Let's analyze the computational performance of our JAX implementation.


In [None]:
# Performance benchmarking
print("Performance Benchmarking:")
print("=" * 30)

# Environment step performance
test_env = BinPackingEnv()
test_state = test_env.reset(random.PRNGKey(0))
test_action = BinPackingAction(bin_idx=0)

# Warmup
for _ in range(10):
    test_env.step(test_state, test_action, random.PRNGKey(0))

# Benchmark environment steps
num_steps = 1000
start_time = time.time()
for i in range(num_steps):
    test_env.step(test_state, test_action, random.PRNGKey(i))
env_time = time.time() - start_time

print(f"Environment steps: {num_steps / env_time:.0f} steps/sec")

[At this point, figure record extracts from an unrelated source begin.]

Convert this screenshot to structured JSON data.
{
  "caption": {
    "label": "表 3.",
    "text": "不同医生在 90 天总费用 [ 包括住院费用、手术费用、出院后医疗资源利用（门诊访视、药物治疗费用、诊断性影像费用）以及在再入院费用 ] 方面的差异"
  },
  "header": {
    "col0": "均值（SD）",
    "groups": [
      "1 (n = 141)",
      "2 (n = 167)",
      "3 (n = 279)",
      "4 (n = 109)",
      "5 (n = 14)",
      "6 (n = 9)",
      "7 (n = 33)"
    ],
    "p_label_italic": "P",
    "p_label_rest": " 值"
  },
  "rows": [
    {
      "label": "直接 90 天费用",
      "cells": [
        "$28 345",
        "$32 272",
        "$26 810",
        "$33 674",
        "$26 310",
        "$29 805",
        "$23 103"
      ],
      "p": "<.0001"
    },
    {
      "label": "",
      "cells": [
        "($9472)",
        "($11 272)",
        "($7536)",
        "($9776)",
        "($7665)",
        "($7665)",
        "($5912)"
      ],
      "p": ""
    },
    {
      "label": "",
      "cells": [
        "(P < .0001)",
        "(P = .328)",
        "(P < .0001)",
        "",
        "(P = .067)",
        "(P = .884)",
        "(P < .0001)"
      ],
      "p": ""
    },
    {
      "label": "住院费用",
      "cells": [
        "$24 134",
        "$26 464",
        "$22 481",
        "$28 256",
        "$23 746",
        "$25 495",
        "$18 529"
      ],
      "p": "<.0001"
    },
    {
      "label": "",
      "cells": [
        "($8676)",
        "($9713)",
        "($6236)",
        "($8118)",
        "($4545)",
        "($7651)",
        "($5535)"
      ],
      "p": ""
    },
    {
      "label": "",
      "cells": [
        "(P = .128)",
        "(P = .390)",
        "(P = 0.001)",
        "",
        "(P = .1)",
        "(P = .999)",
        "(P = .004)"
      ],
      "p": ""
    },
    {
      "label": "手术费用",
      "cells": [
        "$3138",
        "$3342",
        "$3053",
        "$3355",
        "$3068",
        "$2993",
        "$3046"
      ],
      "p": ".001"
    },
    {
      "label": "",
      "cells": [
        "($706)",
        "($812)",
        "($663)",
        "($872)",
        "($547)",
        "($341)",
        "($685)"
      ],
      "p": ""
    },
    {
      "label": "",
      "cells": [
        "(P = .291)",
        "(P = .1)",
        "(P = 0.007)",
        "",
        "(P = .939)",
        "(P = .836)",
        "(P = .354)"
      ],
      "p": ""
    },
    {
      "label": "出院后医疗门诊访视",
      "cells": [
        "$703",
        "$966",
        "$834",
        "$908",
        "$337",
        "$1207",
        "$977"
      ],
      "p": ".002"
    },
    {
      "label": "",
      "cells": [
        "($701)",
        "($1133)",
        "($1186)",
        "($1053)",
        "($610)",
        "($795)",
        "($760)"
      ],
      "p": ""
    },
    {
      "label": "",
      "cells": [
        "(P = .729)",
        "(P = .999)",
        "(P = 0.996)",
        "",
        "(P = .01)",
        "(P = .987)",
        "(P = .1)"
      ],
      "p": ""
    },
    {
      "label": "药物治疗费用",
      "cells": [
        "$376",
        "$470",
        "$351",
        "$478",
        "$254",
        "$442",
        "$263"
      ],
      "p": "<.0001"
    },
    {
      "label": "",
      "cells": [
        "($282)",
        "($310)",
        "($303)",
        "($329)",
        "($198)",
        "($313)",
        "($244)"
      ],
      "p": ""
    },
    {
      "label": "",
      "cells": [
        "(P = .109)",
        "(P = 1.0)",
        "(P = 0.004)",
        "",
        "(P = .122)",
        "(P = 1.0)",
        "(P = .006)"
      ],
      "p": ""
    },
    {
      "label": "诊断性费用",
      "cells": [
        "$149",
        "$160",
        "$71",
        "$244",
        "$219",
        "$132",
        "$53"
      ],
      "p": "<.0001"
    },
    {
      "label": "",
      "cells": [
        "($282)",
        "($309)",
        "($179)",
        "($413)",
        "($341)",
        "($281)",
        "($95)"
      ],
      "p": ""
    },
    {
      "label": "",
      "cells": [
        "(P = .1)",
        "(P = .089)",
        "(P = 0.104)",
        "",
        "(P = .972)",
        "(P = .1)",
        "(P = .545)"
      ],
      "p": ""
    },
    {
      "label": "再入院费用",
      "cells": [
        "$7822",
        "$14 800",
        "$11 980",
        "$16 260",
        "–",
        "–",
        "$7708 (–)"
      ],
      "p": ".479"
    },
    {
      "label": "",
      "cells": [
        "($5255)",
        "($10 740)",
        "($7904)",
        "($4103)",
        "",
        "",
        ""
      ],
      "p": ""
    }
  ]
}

# Benchmark network forward pass
network = create_network("simple", hidden_dim=64, max_bins=10)
params = network.init(random.PRNGKey(0), test_state, training=False)

# Warmup
for _ in range(10):
    network.apply(params, test_state, training=False)

# Benchmark network
start_time = time.time()
for _ in range(num_steps):
    network.apply(params, test_state, training=False)
net_time = time.time() - start_time

print(f"Network forward pass: {num_steps / net_time:.0f} forward/sec")

# Benchmark vectorized operations
from binax.environment import make_vectorized_env

env_params = {
    "bin_capacity": 1.0,
    "max_bins": 10,
    "max_items": 20,
    "item_size_range": (0.1, 0.5),
}

num_envs = 32
reset_fn, step_fn, _ = make_vectorized_env(env_params, num_envs)

# Benchmark vectorized steps
vec_states = reset_fn(random.PRNGKey(0))
vec_actions = BinPackingAction(bin_idx=jnp.zeros(num_envs, dtype=jnp.int32))

# Warmup
for _ in range(10):
    step_fn(vec_states, vec_actions, random.PRNGKey(0))

num_vec_steps = 100
start_time = time.time()
for i in range(num_vec_steps):
    step_fn(vec_states, vec_actions, random.PRNGKey(i))
vec_time = time.time() - start_time

effective_steps = num_vec_steps * num_envs
print(f"Vectorized steps: {effective_steps / vec_time:.0f} steps/sec ({num_envs} envs)")

# Memory usage estimation
param_size = sum(x.size for x in jax.tree_leaves(params)) * 4  # 4 bytes per float32
state_size = sum(x.size for x in jax.tree_leaves(test_state)) * 4

print("\nMemory Usage:")
print(f"- Network parameters: {param_size / 1024:.1f} KB")
print(f"- Single state: {state_size} bytes")
print(f"- {num_envs} states: {state_size * num_envs / 1024:.1f} KB")

## 8. Conclusion

This demo showcased the key features of BinAX:

### Key Highlights:

1. **Environment**: Flexible bin packing environment with configurable parameters
2. **Networks**: Both attention-based and simple architectures
3. **Algorithm**: Complete PPO implementation with GAE
4. **Performance**: JAX-powered high-performance computing
5. **Evaluation**: Comprehensive metrics and comparisons

### Next Steps:

- Scale up training with more environments and longer training
- Experiment with different network architectures
- Test on more complex bin packing variants
- Compare with other RL algorithms
- Benchmark against more sophisticated heuristics

### Usage:

```python
# For full-scale training
config = TrainingConfig(
    total_timesteps=1_000_000,
    num_envs=64,
    network_type="attention",
    use_wandb=True
)

trainer = Trainer(config)
trainer.train()
```

BinAX provides a solid foundation for reinforcement learning research in combinatorial optimization!